Increasingly the question regarding mediation of a complex business litigation case is not whether but when. Among experienced litigation counsel, there is widespread agreement that mediation should be attempted in many if not most cases. The resources of time and money committed to mediation are usually modest compared to the requisites of full-blown litigation. It is a voluntary and confidential process. Though experiences may vary, I have found that mediation succeeds more times than not in obtaining mutually acceptable settlements. Even if a case does not immediately settle in mediation, both parties are apt to receive significant value in obtaining the assessment of a neutral third party and also in learning more about how the other party (or parties) calculates the risks and rewards of the case.
So the question often boils down to: when is the best time for mediation in business litigation? The full course of a complex commercial litigation case usually consumes more than a year and sometimes more than two years. At what point in the processes of investigation, joining the issues, document discovery, depositions, motion practice, the retention and preparation of experts, pretrial preparation and the conduct of the trial, should counsel and the parties switch gears and give mediation a try?
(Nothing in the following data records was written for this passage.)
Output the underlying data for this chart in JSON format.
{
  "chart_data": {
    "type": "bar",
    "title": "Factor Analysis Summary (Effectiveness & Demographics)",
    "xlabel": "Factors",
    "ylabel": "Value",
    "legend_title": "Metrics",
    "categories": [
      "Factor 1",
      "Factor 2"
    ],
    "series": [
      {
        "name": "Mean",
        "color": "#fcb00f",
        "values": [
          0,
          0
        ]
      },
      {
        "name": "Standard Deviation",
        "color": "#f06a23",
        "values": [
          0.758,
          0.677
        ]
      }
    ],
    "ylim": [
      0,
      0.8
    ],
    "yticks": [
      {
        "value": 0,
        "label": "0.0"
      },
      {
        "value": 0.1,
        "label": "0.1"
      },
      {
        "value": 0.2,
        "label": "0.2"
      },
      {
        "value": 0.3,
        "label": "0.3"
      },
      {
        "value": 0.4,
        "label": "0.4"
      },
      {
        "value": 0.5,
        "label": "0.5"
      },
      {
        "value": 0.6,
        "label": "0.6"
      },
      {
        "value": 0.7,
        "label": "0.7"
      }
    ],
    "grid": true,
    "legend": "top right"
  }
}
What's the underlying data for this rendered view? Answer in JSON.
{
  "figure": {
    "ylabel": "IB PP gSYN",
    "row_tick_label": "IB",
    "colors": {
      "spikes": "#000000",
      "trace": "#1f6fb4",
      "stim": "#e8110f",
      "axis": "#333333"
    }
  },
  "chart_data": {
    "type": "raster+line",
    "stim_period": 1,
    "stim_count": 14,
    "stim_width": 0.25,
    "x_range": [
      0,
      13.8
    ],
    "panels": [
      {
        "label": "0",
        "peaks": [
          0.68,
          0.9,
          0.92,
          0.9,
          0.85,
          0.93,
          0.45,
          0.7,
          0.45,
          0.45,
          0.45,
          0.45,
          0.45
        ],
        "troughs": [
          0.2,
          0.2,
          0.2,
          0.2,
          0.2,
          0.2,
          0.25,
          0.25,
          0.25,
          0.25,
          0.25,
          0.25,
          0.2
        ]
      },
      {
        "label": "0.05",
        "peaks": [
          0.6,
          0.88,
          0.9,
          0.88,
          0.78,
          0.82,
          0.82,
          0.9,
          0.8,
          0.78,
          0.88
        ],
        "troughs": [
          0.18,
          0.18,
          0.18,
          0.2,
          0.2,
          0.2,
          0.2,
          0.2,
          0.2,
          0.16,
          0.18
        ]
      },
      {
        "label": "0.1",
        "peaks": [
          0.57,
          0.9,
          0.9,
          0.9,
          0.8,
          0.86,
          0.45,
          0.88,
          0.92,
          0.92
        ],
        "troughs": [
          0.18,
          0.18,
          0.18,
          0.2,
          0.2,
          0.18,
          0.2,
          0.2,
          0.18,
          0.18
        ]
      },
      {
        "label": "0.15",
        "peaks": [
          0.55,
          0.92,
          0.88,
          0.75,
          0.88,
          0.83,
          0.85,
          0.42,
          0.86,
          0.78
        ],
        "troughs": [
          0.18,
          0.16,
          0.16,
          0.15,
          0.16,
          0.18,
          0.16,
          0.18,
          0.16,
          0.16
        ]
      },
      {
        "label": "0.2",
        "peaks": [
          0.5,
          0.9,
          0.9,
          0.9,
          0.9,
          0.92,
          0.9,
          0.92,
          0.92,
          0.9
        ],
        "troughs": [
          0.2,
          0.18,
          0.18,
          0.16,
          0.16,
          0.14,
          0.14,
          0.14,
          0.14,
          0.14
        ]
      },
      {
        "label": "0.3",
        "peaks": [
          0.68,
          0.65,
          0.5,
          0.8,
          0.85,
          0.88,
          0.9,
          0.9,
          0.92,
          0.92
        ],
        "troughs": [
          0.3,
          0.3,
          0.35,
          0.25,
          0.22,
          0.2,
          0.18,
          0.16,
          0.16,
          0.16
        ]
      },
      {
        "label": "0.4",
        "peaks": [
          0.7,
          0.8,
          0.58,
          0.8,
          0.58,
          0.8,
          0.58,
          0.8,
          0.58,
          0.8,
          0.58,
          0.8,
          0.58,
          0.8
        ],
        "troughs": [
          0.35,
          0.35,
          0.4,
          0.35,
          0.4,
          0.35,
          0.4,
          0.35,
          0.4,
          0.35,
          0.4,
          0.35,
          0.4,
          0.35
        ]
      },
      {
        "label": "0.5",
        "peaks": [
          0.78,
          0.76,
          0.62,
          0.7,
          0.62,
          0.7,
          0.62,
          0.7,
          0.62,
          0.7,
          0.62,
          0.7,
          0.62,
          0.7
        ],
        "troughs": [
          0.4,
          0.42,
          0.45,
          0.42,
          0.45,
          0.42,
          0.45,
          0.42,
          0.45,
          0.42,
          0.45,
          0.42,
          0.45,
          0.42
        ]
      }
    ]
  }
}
There is of course no correct answer to this question. However, it is useful to approach it by considering the concept of perfect information, which traditional economic theory assumes to be the basis for rational decision-making in market transactions. Mediation can be seen as an attempt to produce a market-like transaction for the resolution of a claim, freely entered into by the plaintiff and defendant. The price of the settlement is based upon a shared understanding of all relevant facts, including the risks of not settling, which ideally amounts to a kind of perfect information.
This manner of thinking suggests that it is unwise to attempt mediation before there has been an exchange of all relevant information. But the parties need not wait for discovery to run its full course before such an exchange can occur. As early in the process as possible, counsel should discuss the desirability of mediating the case. In that context, they identify the discovery that will be absolutely required so each can confidently assess the strengths and weaknesses of each other’s case.
We know that the economist’s ideal of “perfect information” does not exist in the real world. However, skilled counsel should know what information is perfectly sufficient for a realistic appraisal of a case and therefore a successful mediation. It is usually in the best interests of all litigants that their counsel reach that point sooner rather than later.